Israel's government plans to expand tax breaks to investors funding early stage start-ups as part of its strategy of promoting economic growth through innovation, the finance and economy ministries said on Wednesday.

The state in 2011 started offering tax incentives to so-called angel investors who invest in seed companies but the criteria has been deemed complicated and investors need to monitor a company for three years. As a result, investments under this programme were made in about 60 companies, which raised only 100 million shekels ($29 million), according to the finance ministry.

To encourage more seed stage investment in the wake of a lack of funding from venture capital funds, the ministries have proposed simpler criteria for tax incentives such as deducting the amount invested from taxes owed.

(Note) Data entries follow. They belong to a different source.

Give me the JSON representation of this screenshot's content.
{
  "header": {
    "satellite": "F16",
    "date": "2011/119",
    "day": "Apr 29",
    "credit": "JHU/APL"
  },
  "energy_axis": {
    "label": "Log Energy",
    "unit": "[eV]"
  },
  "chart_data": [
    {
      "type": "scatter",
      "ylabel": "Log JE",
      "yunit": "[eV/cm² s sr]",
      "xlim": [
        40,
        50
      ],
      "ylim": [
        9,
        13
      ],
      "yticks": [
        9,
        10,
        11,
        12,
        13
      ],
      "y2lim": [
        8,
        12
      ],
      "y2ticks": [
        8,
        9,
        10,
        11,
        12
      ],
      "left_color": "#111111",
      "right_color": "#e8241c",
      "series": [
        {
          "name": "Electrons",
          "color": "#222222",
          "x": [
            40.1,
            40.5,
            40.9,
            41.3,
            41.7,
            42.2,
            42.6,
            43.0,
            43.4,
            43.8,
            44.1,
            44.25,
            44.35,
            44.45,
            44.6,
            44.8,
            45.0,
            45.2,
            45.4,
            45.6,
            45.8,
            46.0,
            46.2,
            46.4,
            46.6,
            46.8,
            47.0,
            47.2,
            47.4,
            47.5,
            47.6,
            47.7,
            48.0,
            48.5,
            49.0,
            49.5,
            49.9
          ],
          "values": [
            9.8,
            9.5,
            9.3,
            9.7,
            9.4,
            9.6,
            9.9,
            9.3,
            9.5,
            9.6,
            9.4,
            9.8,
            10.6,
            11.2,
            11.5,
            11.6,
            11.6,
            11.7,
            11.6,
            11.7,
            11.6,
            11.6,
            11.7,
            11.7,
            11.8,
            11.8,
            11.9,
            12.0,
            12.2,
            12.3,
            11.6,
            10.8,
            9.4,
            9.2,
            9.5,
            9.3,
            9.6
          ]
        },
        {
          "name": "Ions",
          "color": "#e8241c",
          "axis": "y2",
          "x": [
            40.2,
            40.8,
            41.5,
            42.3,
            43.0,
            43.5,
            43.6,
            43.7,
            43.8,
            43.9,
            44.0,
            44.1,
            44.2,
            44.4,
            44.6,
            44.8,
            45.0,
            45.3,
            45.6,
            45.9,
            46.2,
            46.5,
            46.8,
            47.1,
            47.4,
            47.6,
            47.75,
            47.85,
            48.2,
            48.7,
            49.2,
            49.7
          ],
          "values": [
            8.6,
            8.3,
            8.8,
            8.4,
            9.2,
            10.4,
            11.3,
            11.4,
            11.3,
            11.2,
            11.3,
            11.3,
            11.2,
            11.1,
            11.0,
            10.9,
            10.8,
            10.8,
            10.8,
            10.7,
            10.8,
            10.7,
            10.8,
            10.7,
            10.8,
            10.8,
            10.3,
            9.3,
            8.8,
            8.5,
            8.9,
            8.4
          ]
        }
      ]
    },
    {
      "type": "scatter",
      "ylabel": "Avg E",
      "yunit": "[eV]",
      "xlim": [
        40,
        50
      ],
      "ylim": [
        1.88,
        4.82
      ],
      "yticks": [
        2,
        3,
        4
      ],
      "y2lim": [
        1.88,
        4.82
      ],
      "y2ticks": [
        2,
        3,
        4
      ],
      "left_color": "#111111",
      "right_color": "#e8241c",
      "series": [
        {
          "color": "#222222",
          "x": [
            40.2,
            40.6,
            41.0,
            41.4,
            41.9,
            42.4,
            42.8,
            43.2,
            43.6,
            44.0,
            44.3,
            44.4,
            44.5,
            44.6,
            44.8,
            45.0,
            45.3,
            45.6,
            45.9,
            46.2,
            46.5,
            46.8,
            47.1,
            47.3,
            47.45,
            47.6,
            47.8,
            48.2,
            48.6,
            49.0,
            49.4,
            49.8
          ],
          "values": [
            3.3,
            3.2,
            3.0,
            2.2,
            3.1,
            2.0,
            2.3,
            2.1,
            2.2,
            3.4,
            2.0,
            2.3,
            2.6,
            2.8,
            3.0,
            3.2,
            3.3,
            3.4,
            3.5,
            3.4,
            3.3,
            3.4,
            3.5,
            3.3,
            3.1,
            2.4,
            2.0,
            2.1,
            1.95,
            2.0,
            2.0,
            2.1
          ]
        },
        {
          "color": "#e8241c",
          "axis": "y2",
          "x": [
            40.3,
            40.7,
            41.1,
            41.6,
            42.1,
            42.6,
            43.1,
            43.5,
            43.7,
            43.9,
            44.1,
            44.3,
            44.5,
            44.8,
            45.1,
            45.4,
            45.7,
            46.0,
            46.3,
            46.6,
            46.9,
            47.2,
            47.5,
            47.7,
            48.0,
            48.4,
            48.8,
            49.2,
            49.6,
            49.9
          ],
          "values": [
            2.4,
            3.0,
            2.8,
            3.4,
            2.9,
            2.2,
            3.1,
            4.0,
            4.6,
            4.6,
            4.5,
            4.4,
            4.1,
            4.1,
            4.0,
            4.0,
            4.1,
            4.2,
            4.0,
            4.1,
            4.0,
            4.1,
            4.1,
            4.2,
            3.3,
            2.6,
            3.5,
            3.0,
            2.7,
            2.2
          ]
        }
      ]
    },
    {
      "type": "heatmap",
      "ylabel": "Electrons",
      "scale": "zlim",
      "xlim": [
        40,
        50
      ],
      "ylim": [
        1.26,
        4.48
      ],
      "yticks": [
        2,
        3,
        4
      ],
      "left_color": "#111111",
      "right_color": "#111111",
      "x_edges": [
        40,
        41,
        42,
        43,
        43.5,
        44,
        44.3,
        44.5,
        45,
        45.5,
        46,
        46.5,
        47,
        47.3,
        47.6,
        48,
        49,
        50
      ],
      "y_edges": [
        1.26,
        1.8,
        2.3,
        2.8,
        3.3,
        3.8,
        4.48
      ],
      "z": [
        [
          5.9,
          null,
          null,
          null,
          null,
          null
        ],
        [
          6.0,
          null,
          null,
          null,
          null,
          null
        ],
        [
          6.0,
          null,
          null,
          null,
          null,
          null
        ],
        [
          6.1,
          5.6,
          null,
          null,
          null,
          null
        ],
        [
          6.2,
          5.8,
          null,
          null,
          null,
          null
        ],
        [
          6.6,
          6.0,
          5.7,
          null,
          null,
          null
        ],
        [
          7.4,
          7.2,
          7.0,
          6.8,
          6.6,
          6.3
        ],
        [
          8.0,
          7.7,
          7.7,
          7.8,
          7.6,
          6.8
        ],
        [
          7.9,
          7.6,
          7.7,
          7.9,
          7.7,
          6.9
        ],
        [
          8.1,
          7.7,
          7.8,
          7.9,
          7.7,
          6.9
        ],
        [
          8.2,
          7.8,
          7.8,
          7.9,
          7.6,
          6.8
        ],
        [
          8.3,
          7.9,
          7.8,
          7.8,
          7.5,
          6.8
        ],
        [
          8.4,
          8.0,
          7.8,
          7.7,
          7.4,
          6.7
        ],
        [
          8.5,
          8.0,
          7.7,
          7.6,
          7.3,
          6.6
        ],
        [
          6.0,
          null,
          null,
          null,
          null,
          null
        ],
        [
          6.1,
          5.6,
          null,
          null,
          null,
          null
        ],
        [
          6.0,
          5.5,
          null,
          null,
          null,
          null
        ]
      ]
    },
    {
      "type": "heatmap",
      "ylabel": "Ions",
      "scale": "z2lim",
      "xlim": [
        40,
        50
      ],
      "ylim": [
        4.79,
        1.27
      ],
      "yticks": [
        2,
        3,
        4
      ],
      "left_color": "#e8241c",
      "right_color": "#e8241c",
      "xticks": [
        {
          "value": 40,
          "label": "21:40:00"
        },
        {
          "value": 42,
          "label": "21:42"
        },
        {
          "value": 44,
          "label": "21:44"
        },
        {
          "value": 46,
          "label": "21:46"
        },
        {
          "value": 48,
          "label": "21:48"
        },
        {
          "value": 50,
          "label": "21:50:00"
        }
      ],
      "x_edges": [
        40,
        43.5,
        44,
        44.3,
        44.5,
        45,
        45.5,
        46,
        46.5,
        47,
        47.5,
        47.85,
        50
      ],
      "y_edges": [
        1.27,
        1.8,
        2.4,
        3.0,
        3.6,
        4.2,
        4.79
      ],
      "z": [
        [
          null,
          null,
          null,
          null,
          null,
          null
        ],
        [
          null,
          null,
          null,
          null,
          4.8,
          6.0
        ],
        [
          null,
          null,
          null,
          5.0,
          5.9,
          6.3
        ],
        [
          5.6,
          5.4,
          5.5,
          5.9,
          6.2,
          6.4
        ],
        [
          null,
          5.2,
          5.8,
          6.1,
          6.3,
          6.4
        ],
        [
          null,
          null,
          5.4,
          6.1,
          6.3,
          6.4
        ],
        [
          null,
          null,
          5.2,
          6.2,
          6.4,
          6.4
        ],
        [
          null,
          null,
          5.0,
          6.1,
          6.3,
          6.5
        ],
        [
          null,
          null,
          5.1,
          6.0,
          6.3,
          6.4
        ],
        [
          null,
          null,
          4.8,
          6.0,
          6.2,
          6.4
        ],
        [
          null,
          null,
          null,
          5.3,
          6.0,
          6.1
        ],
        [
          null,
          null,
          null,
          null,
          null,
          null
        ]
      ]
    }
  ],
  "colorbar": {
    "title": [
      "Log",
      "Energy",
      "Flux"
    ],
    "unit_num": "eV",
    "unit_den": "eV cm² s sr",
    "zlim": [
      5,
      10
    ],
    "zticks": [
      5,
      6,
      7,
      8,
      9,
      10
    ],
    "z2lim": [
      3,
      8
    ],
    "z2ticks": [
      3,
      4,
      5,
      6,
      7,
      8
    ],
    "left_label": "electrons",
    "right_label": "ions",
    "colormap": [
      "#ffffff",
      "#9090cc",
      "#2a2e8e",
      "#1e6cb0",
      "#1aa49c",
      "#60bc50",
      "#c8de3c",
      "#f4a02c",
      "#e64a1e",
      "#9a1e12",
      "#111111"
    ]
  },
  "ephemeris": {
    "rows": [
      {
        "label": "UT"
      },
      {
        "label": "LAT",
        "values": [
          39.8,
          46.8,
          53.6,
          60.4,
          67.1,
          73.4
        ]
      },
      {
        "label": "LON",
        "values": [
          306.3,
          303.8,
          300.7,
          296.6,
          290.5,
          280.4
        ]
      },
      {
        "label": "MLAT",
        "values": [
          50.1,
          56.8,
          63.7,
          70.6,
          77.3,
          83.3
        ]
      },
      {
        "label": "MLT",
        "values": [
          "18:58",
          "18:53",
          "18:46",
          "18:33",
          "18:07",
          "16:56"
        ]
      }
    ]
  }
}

Under the new track, investment would need to be in start-ups that are less than three years old, earn no more than 1.5 million shekels in annual revenue and incur expenses up to 3 million shekels.

The plan, which would come into effect in 2015, still needs approval from the socio-economic cabinet.

Israeli high-tech companies raised $1.6 billion in the first half of 2014, an increase of 81 percent from a year earlier, making it the strongest capital raising period on record for Israel's high-tech industry, according to the Israel Venture Capital (IVC) Research Center.

But seed companies only accounted for 5 percent of that amount, down from 7 percent in the first half of 2013.